Rethinking Referring Object Removal

TL;DR

The ComCOCO, a synthetic dataset consisting of 136,495 referring expressions for 34,615 objects in 23,951 image pairs, is constructed and an end-to-end syntax-aware hybrid mapping network with an encoding-decoding structure is proposed.

Abstract

Referring object removal refers to removing the specific object in an image referred by natural language expressions and filling the missing region with reasonable semantics. To address this task, we construct the ComCOCO, a synthetic dataset consisting of 136,495 referring expressions for 34,615 objects in 23,951 image pairs. Each pair contains an image with referring expressions and the ground truth after elimination. We further propose an end-to-end syntax-aware hybrid mapping network with an encoding-decoding structure. Linguistic features are hierarchically extracted at the syntactic level and fused in the downsampling process of visual features with multi-head attention. The feature-aligned pyramid network is leveraged to generate segmentation masks and replace internal pixels with region affinity learned from external semantics in high-level feature maps. Extensive experiments demonstrate that our model outperforms diffusion models and two-stage methods which process the segmentation and inpainting task separately by a significant margin.
Paper Structure (28 sections, 14 equations, 12 figures, 10 tables)

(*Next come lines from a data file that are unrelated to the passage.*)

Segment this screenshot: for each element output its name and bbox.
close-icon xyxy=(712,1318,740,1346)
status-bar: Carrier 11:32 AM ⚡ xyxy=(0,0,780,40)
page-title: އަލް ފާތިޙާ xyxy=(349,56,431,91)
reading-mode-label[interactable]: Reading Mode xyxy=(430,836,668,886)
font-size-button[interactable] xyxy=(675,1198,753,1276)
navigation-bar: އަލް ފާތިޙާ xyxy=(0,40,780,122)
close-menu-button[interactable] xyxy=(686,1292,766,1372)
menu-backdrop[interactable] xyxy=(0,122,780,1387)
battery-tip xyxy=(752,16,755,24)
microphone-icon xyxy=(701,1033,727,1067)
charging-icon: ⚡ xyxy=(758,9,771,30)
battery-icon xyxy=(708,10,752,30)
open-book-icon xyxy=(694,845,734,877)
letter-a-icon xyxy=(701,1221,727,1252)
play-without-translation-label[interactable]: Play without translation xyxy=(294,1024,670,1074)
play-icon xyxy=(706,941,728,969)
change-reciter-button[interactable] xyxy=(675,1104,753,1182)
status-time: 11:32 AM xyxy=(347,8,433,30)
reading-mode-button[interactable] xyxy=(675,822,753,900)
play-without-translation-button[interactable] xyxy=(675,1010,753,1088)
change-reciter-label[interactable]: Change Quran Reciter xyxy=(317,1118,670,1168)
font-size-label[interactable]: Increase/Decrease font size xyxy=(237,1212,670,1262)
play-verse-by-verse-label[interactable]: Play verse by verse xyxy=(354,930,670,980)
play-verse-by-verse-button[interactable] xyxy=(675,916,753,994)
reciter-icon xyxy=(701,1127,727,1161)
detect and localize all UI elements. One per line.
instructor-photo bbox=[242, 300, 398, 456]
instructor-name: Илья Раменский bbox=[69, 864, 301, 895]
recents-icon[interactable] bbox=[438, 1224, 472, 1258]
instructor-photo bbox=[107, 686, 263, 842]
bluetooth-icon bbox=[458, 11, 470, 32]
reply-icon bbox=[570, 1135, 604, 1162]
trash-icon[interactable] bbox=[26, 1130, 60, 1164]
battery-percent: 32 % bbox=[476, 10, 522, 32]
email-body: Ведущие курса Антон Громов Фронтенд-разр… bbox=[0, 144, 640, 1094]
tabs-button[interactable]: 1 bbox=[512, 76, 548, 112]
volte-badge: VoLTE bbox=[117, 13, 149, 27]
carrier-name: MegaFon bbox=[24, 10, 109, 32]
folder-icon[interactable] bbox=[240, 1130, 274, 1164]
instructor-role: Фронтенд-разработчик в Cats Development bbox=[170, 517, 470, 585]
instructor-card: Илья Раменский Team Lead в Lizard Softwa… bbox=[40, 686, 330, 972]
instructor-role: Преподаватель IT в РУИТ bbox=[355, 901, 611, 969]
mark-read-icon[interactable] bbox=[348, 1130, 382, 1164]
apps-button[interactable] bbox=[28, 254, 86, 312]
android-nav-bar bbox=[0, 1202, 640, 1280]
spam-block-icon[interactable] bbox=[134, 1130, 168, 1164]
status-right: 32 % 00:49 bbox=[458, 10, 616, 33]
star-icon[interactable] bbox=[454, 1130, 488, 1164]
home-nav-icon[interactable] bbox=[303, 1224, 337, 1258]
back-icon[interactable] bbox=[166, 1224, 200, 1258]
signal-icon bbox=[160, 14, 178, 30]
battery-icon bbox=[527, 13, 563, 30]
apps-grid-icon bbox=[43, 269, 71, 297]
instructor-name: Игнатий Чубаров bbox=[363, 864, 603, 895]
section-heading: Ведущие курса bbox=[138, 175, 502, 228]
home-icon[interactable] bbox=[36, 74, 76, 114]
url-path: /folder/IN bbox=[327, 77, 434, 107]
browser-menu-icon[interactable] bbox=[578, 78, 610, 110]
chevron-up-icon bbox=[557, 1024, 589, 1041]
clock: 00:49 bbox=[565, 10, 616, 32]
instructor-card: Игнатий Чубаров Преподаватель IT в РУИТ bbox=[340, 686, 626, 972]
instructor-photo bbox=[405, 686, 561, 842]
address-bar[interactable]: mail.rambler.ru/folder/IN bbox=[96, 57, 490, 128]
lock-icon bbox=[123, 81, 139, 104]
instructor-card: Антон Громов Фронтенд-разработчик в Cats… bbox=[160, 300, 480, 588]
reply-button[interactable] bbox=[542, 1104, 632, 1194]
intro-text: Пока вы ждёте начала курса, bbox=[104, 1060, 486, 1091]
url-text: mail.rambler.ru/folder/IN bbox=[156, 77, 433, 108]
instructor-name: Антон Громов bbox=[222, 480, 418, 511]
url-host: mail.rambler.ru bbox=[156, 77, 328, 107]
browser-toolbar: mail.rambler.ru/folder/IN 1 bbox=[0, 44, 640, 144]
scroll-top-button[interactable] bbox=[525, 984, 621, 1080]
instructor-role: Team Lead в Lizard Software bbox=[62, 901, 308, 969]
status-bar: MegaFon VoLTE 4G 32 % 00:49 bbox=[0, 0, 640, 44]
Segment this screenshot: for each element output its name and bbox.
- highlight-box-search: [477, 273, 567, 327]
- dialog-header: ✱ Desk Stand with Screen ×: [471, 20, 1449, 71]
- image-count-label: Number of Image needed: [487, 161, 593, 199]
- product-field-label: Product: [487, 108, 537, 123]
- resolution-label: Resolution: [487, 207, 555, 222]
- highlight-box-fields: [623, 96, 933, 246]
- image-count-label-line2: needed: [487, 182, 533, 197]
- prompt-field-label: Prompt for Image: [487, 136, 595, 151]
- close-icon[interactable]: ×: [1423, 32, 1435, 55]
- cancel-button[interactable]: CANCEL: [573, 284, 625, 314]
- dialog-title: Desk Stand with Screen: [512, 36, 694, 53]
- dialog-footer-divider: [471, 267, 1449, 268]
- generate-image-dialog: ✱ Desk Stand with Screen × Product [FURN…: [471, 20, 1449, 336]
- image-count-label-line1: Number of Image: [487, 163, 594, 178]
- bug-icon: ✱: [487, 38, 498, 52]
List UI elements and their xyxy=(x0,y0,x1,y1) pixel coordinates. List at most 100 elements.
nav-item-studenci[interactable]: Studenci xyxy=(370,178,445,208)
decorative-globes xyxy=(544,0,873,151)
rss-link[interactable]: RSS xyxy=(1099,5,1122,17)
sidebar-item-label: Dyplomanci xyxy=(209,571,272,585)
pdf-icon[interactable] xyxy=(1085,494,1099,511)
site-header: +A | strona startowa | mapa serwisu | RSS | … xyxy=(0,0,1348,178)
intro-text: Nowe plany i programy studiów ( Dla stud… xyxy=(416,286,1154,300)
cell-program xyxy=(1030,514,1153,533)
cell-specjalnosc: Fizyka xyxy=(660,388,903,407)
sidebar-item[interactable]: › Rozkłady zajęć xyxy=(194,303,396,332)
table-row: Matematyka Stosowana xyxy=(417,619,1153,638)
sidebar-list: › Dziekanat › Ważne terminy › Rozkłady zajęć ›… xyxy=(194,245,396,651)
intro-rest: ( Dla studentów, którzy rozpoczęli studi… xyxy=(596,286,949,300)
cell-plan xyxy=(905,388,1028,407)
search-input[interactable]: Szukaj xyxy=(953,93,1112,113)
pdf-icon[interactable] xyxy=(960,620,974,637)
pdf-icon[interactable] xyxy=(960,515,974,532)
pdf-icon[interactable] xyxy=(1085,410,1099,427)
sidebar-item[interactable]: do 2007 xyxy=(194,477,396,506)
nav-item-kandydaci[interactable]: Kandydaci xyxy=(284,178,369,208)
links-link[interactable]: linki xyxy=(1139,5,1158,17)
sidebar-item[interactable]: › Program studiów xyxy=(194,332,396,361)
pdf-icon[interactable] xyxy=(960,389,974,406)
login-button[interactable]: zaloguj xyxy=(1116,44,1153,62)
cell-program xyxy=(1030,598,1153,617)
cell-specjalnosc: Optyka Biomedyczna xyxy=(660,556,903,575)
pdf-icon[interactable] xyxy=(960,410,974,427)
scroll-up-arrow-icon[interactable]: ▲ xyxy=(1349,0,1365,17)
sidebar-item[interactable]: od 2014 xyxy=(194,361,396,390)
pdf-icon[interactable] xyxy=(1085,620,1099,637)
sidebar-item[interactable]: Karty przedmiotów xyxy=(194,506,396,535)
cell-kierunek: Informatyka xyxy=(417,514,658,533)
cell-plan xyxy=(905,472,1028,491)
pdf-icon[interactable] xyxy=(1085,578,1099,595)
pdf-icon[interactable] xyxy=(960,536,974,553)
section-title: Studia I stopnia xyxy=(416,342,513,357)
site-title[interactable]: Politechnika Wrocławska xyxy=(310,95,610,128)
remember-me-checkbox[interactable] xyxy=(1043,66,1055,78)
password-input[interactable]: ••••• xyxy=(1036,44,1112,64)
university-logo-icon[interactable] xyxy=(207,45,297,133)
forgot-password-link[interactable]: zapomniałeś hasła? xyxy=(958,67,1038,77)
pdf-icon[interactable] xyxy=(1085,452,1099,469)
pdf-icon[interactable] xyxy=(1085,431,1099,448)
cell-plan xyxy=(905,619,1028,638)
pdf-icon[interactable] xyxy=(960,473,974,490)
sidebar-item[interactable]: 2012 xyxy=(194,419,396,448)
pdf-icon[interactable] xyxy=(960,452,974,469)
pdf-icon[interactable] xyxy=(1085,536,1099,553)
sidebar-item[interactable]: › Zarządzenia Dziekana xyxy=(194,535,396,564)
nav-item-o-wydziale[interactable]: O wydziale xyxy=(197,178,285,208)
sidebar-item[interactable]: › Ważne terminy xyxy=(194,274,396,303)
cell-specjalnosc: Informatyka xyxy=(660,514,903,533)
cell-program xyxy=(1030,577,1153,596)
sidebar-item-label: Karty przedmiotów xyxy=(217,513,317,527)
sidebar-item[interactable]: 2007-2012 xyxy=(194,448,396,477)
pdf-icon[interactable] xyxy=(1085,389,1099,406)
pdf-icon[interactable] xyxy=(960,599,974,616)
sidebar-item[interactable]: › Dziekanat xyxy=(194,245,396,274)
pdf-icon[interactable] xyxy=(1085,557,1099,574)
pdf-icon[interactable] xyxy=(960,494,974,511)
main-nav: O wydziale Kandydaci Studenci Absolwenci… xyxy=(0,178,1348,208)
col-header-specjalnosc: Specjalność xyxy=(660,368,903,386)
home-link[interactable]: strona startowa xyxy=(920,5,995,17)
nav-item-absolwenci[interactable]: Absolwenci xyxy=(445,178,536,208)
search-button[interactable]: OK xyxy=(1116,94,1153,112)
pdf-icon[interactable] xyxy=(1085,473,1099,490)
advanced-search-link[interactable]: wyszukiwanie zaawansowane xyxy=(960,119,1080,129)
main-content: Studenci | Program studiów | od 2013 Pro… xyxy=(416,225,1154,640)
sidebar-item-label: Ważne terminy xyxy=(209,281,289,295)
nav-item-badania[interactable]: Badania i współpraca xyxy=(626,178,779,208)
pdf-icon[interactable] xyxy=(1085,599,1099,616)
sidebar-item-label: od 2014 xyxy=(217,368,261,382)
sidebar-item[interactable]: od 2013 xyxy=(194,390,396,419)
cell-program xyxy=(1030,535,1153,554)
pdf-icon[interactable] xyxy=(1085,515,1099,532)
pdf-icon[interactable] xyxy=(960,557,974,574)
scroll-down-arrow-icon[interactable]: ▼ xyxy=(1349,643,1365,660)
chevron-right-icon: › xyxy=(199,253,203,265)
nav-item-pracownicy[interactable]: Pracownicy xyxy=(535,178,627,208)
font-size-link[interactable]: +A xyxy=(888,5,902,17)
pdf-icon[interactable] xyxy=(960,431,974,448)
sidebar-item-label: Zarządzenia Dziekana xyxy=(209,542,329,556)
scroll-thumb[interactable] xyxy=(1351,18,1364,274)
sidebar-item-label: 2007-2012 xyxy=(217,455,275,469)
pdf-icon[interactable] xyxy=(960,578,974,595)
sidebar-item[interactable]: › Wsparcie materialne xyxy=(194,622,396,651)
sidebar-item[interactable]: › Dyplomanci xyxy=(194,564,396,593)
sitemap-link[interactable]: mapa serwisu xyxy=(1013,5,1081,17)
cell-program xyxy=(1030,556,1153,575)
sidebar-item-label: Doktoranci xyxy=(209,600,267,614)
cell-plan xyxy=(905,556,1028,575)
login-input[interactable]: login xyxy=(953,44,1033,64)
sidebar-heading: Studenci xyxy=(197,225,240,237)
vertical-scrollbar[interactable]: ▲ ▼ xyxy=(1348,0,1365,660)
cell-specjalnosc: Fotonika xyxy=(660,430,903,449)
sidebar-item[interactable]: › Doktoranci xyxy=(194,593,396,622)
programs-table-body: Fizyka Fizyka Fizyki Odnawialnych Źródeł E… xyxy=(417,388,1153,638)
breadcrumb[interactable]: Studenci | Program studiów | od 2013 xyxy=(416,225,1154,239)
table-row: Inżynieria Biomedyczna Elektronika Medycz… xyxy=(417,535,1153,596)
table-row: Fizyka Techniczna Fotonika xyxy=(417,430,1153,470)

This paper contains 28 sections, 14 equations, 12 figures, 10 tables.

Figures (12)

  • Figure 1: The construction process of the ComCOCO dataset, which contains Scene Matching, Object Placement and Style Consistency. The two selected images have similar semantic scenes, while the characteristics of description statements, that is, the morphological characteristics of objects, are completely disparate. Step 2 and Step 3 ensure the rationality of splicing to the greatest extent. Processed image pair contains an image with referring expressions and the ground truth. We conduct dual-phase manual inspection in the pipeline to guarantee image fidelity and incorporate spatial-based descriptions.
  • Figure 2: The basic learning framework of the proposed SAHM. The overall framework adopts the encoding-decoding structure based on Swin-Transformer. Hierarchical linguistic features $L$, $L_{aw}$, and $L_{iw}$ are fused in successive stages of visual downsampling via syntax-aware visual attention. $Y_i$ consists of parallel segmentation feature map $F_i$ and inpainting feature map $I_i$, which are initialized by two Swin-Transformer blocks as the bottleneck and four residual blocks, respectively. In the hybrid mapping filling module, $S_{i}$ is mapped from $S_{i+1}$ and $V_{i}$ with the skip-connection and the mask region in $S_{i}$ is further filled with external semantic mapping.
  • Figure 3: The "identity words" point to the segmented object and are the core words in a sentence. The "attribute words" contain attribute information including location, appearance, etc. The remainder with no representative information is deemed redundant.
  • Figure 4: Exhibitions of removal results with different models.
  • Figure 5: Visualization of referring object removal results. Images in the first two rows are derived from ComCOCO, and our result is visually compared with the ground truth. The last two rows show realistic images with no gold standard. The first one in each group is the original image, and the next two images are our elimination results under the guidance of expressions.